North Carolina Citizens for a Sound Economy today released Issue Number 7 of its ongoing effort to educate elected officials and citizens on why a government-run lottery is bad business and public policy.
A lack of revenue could lead to higher taxes.
Proponents always promise a lottery will either lead to more spending on education or lower taxes. They argue the increased revenues flowing into government will enable the state to do one, or both, of these popular proposals. Unfortunately research shows that neither of these promises is ever kept. A study by Money magazine revealed that state sponsored lotteries do not lead to more spending on education or to lower taxes.

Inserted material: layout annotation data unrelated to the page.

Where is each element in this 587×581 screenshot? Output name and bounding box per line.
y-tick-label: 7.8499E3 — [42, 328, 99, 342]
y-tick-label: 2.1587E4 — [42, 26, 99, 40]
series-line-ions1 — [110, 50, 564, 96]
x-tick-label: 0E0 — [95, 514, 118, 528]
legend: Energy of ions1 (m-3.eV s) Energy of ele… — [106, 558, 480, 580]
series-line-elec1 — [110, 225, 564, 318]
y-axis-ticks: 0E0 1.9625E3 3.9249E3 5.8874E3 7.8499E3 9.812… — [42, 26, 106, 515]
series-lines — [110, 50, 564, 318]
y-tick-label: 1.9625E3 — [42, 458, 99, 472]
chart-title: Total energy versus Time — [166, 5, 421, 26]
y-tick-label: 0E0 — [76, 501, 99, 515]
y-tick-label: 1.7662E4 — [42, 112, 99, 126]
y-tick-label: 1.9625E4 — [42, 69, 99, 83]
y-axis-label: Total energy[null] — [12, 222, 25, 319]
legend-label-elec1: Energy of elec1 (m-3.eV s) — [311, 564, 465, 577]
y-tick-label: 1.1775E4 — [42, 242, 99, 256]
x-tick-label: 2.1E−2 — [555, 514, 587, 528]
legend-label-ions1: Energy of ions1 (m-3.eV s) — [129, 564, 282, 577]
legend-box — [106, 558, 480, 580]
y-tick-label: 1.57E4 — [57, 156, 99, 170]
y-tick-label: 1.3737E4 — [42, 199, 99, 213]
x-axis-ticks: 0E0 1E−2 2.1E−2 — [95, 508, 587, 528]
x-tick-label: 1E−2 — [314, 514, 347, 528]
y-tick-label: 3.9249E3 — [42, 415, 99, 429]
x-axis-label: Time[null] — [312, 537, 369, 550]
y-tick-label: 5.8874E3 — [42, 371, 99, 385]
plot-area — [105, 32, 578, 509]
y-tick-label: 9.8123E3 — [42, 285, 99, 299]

If North Carolina adopts a lottery chances are taxes will increase. Why? The 1999 Lottery for Education Act mandates that 50 percent of revenue must be spent on infrastructure repairs and paying off bond debt. This means that if lottery revenues do not meet projected revenues the state may have to raise taxes in order to meet the needs created by new public works projects and to pay off bonds.
“I hope no one gets tricked into thinking a lottery will cause their taxes to go down,” said North Carolina CSE Director Jonathan Hill. “Just as we are facing a fiscal crisis now, if we gamble on a lottery you can count on it, it won’t be far down the road that the politicians when faced with another spending crisis will want to raise our taxes—Government just needs to get control of the spending.”